## File : Exercise 9-1_Edris_Safari.ipynb
## Name:Edris Safari
## Date:1/20/2019
## Course: DSC530 - Data Exploration and Analysis
## Desc: Week7 exercise 9-1 assignment

As sample size increases, the power of a hypothesis test increases, which means it is more likely to be positive if the effect is real. Conversely, as sample size decreases, the test is less likely to be positive even if the effect is real.
To investigate this behavior, run the tests in this chapter with different subsets of the NSFG data. You can use thinkstats2.SampleRows to select a random subset of the rows in a DataFrame. What happens to the p-values of these tests as the sample size decreases? What is the smallest sample size that yields a positive test?

In [3]:
import first
import hypothesis
import scatter
import thinkstats2

import numpy as np

# class DiffMeansResample inherits from DiffMeansPermute and override its RunModel method
class DiffMeansResample(hypothesis.DiffMeansPermute):
    """Tests a difference in means using resampling."""
    
    def RunModel(self):
        """Run the model of the null hypothesis.

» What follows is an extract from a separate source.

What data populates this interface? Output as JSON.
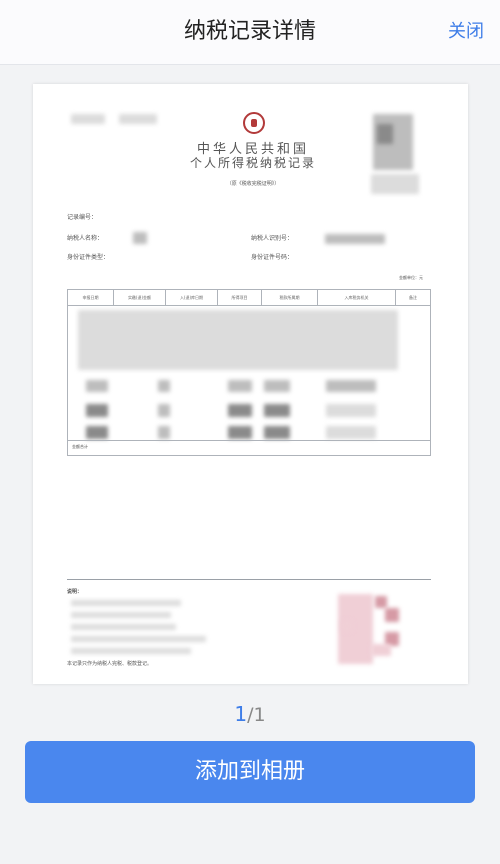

        returns: simulated data
        """
        group1 = np.random.choice(self.pool, self.n, replace=True)
        group2 = np.random.choice(self.pool, self.m, replace=True)
        return group1, group2
  

def RunResampleTest(firsts, others):
     """Tests differences in means by resampling.

    firsts: DataFrame
    others: DataFrame
    """
    
    data = firsts.prglngth.values, others.prglngth.values
    ht = DiffMeansResample(data)
    # P-value is calculated by HypothesisTest by running the test(executing RunTests 10000 times)
    p_value = ht.PValue(iters=10000)
    print('\nmeans permute preglength')
    print('p-value =', p_value)
    print('actual =', ht.actual)
    print('ts max =', ht.MaxTestStat())

    data = (firsts.totalwgt_lb.dropna().values,
            others.totalwgt_lb.dropna().values)
    ht = hypothesis.DiffMeansPermute(data)
    p_value = ht.PValue(iters=10000)
    print('\nmeans permute birthweight')
    print('p-value =', p_value)
    print('actual =', ht.actual)
    print('ts max =', ht.MaxTestStat())


def RunTests(live, iters=1000):
    """Runs the tests from Chapter 9 with a subset of the data.
    live: DataFrame
    iters: how many iterations to run
    """
    n = len(live)
    firsts = live[live.birthord == 1]
    others = live[live.birthord != 1]

    # Four tests are conducted and recorded.
    # Test1-Pregnancy length
    # compare pregnancy lengths
    data = firsts.prglngth.values, others.prglngth.values
    ht = hypothesis.DiffMeansPermute(data)
    p1 = ht.PValue(iters=iters)

    # Test2-Birth weights
    data = (firsts.totalwgt_lb.dropna().values,
            others.totalwgt_lb.dropna().values)
    ht = hypothesis.DiffMeansPermute(data)
    p2 = ht.PValue(iters=iters)

    # test correlation
    # Use CorrelationPermute to test correlation between age and weight
    live2 = live.dropna(subset=['agepreg', 'totalwgt_lb'])
    data = live2.agepreg.values, live2.totalwgt_lb.values
    ht = hypothesis.CorrelationPermute(data)
    p3 = ht.PValue(iters=iters)

    # compare pregnancy lengths (chi-squared)
    data = firsts.prglngth.values, others.prglngth.values
    ht = hypothesis.PregLengthTest(data)
    p4 = ht.PValue(iters=iters)

    print('%d\t%0.2f\t%0.2f\t%0.2f\t%0.2f' % (n, p1, p2, p3, p4))


In [6]:
# Initialize random generators
thinkstats2.RandomSeed(18)
# Create dataframes
live, firsts, others = first.MakeFrames()

# Run model on firsts and others dataset
RunResampleTest(firsts, others)

n = len(live)
print('n\ttest1\ttest2\ttest3\ttest4')
# run the test 10 times
for _ in range(10):
    # select a random subset of the rows
    sample = thinkstats2.SampleRows(live, n)
    RunTests(sample)
    n //= 2


means permute preglength
p-value = 0.1674
actual = 0.07803726677754952
ts max = 0.2267524361042348

means permute birthweight
p-value = 0.0
actual = 0.12476118453549034
ts max = 0.11224350119686566
n	test1	test2	test3	test4
9148	0.16	0.00	0.00	0.00
4574	0.03	0.02	0.00	0.00
2287	0.04	0.07	0.00	0.00
1143	0.70	0.04	0.80	0.07
571	0.53	0.00	0.00	0.35
285	0.96	0.84	0.35	0.53
142	0.87	0.49	0.20	0.06


The p-values decrease as sample size increase with the smallest sample size that yields a positive p-value is 4574 for test1 and test2.